In how many ways can 5 boys and 3 girls sit in a row so that no two girls are together ?

To solve the problem of how many ways 5 boys and 3 girls can sit in a row such that no two girls are together, we can follow these steps: ### Step 1: Arrange the Boys First, we arrange the 5 boys. The number of ways to arrange 5 boys in a row is given by the factorial of the number of boys: \[ \text{Ways to arrange boys} = 5! = 120 \] ### Step 2: Identify Positions for Girls Once the boys are arranged, we need to find the positions available for the girls. When the 5 boys are seated, they create 6 potential positions for the girls (one before each boy, one after the last boy): - Position 1: Before Boy 1 - Position 2: Between Boy 1 and Boy 2 - Position 3: Between Boy 2 and Boy 3 - Position 4: Between Boy 3 and Boy 4 - Position 5: Between Boy 4 and Boy 5 - Position 6: After Boy 5 ### Step 3: Choose Positions for Girls We need to select 3 out of these 6 positions for the girls. The number of ways to choose 3 positions from 6 is given by the combination formula: \[ \text{Ways to choose positions for girls} = \binom{6}{3} = \frac{6!}{3!(6-3)!} = \frac{6 \times 5 \times 4}{3 \times 2 \times 1} = 20 \] ### Step 4: Arrange the Girls After choosing the positions, we can arrange the 3 girls in those selected positions.
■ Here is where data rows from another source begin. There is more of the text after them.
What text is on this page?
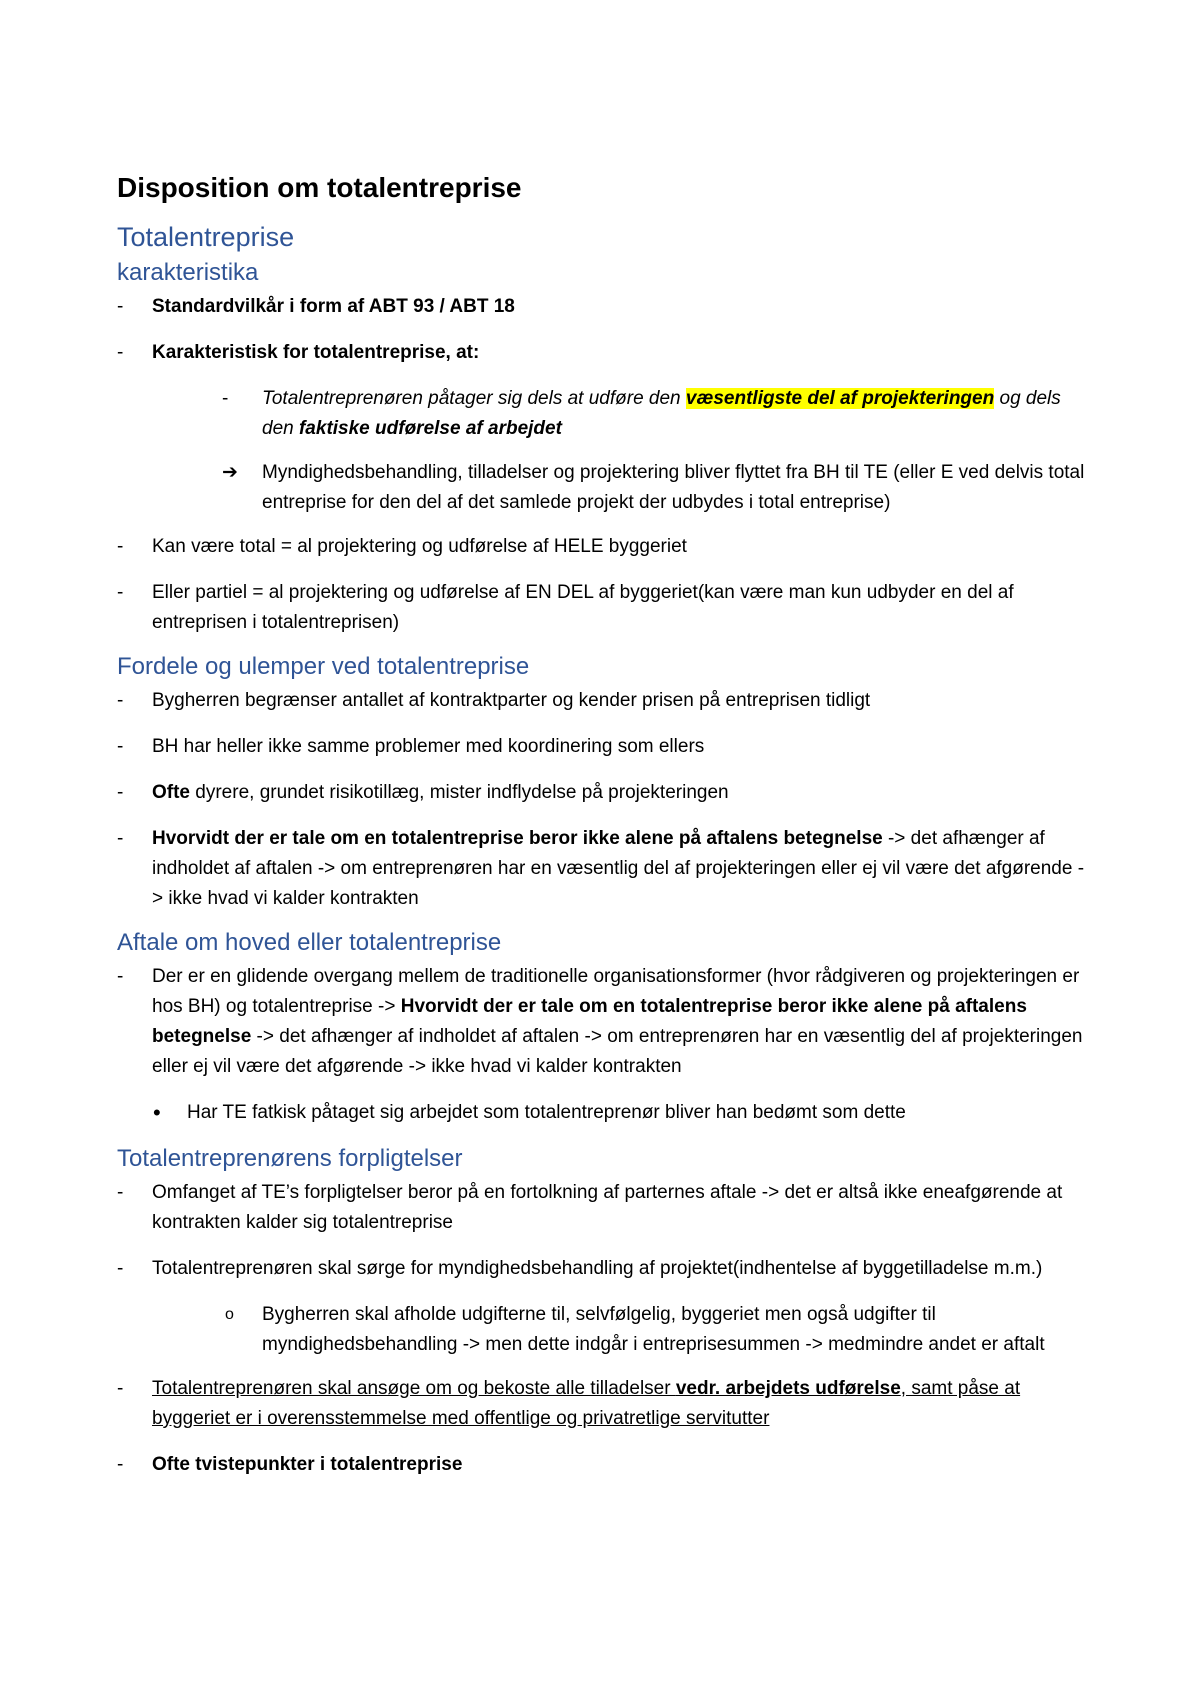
Disposition om totalentreprise
Totalentreprise
karakteristika
- Standardvilkår i form af ABT 93 / ABT 18
- Karakteristisk for totalentreprise, at:
- Totalentreprenøren påtager sig dels at udføre den væsentligste del af projekteringen og dels den faktiske udførelse af arbejdet
➔ Myndighedsbehandling, tilladelser og projektering bliver flyttet fra BH til TE (eller E ved delvis total entreprise for den del af det samlede projekt der udbydes i total entreprise)
- Kan være total = al projektering og udførelse af HELE byggeriet
- Eller partiel = al projektering og udførelse af EN DEL af byggeriet(kan være man kun udbyder en del af entreprisen i totalentreprisen)
Fordele og ulemper ved totalentreprise
- Bygherren begrænser antallet af kontraktparter og kender prisen på entreprisen tidligt
- BH har heller ikke samme problemer med koordinering som ellers
- Ofte dyrere, grundet risikotillæg, mister indflydelse på projekteringen
- Hvorvidt der er tale om en totalentreprise beror ikke alene på aftalens betegnelse -> det afhænger af indholdet af aftalen -> om entreprenøren har en væsentlig del af projekteringen eller ej vil være det afgørende -> ikke hvad vi kalder kontrakten
Aftale om hoved eller totalentreprise
- Der er en glidende overgang mellem de traditionelle organisationsformer (hvor rådgiveren og projekteringen er hos BH) og totalentreprise -> Hvorvidt der er tale om en totalentreprise beror ikke alene på aftalens betegnelse -> det afhænger af indholdet af aftalen -> om entreprenøren har en væsentlig del af projekteringen eller ej vil være det afgørende -> ikke hvad vi kalder kontrakten
• Har TE fatkisk påtaget sig arbejdet som totalentreprenør bliver han bedømt som dette
Totalentreprenørens forpligtelser
- Omfanget af TE’s forpligtelser beror på en fortolkning af parternes aftale -> det er altså ikke eneafgørende at kontrakten kalder sig totalentreprise
- Totalentreprenøren skal sørge for myndighedsbehandling af projektet(indhentelse af byggetilladelse m.m.)
o Bygherren skal afholde udgifterne til, selvfølgelig, byggeriet men også udgifter til myndighedsbehandling -> men dette indgår i entreprisesummen -> medmindre andet er aftalt
- Totalentreprenøren skal ansøge om og bekoste alle tilladelser vedr. arbejdets udførelse, samt påse at byggeriet er i overensstemmelse med offentlige og privatretlige servitutter
- Ofte tvistepunkter i totalentreprise
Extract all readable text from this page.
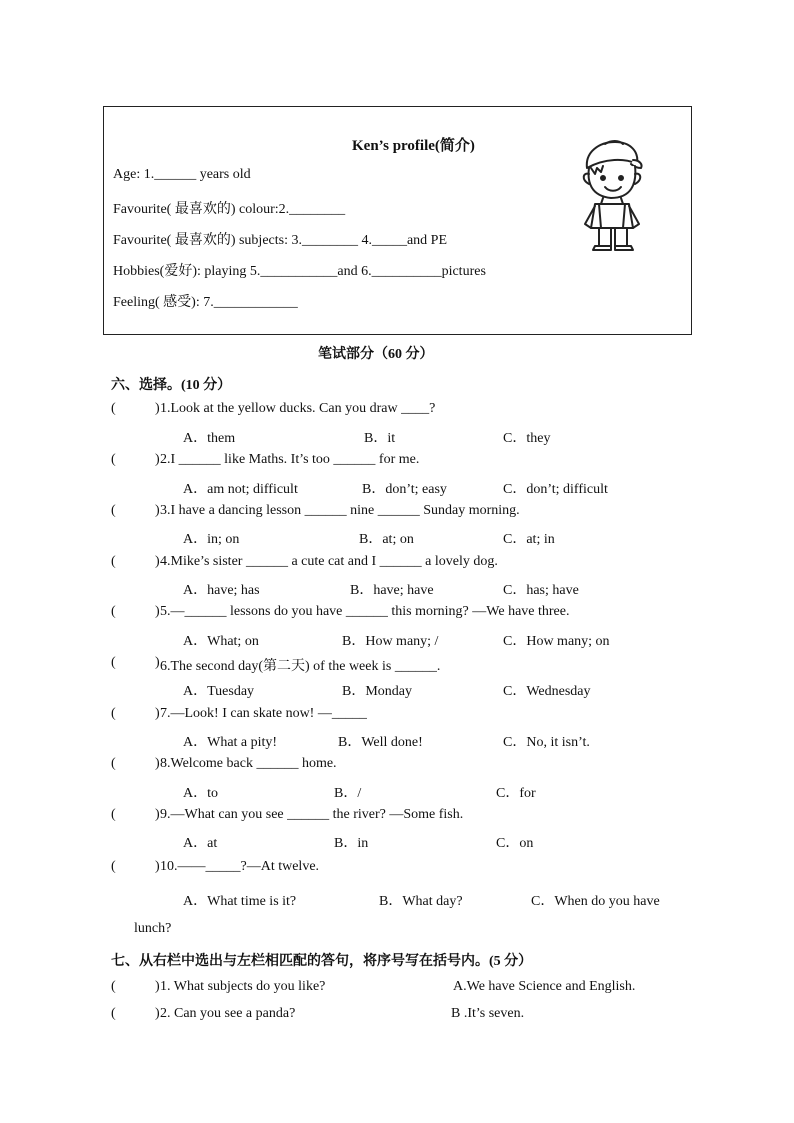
Ken’s profile(简介)
Age: 1.______ years old
Favourite( 最喜欢的) colour:2.________
Favourite( 最喜欢的) subjects: 3.________ 4._____and PE
Hobbies(爱好): playing 5.___________and 6.__________pictures
Feeling( 感受): 7.____________
笔试部分（60 分）
六、选择。(10 分）
(	) 1.Look at the yellow ducks. Can you draw ____?
A．them	B．it	C．they
(	) 2.I ______ like Maths. It’s too ______ for me.
A．am not; difficult	B．don’t; easy	C．don’t; difficult
(	) 3.I have a dancing lesson ______ nine ______ Sunday morning.
A．in; on	B．at; on	C．at; in
(	) 4.Mike’s sister ______ a cute cat and I ______ a lovely dog.
A．have; has	B．have; have	C．has; have
(	) 5.—______ lessons do you have ______ this morning? —We have three.
A．What; on	B．How many; /	C．How many; on
(	) 6.The second day(第二天) of the week is ______.
A．Tuesday	B．Monday	C．Wednesday
(	) 7.—Look! I can skate now! —_____
A．What a pity!	B．Well done!	C．No, it isn’t.
(	) 8.Welcome back ______ home.
A．to	B．/	C．for
(	) 9.—What can you see ______ the river? —Some fish.
A．at	B．in	C．on
(	) 10.——_____?—At twelve.
A．What time is it?	B．What day?	C．When do you have
lunch?
七、从右栏中选出与左栏相匹配的答句，将序号写在括号内。(5 分）
(	) 1. What subjects do you like?	A.We have Science and English.
(	) 2. Can you see a panda?	B .It’s seven.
The number of ways to arrange 3 girls is given by: \[ \text{Ways to arrange girls} = 3! = 6 \] ### Step 5: Calculate Total Arrangements Finally, we multiply the number of ways to arrange the boys, the number of ways to choose positions for the girls, and the number of ways to arrange the girls: \[ \text{Total arrangements} = (5!) \times \binom{6}{3} \times (3!) = 120 \times 20 \times 6 \] Calculating this gives: \[ 120 \times 20 = 2400 \] \[ 2400 \times 6 = 14400 \] Thus, the total number of ways in which 5 boys and 3 girls can sit in a row such that no two girls are together is **14,400**.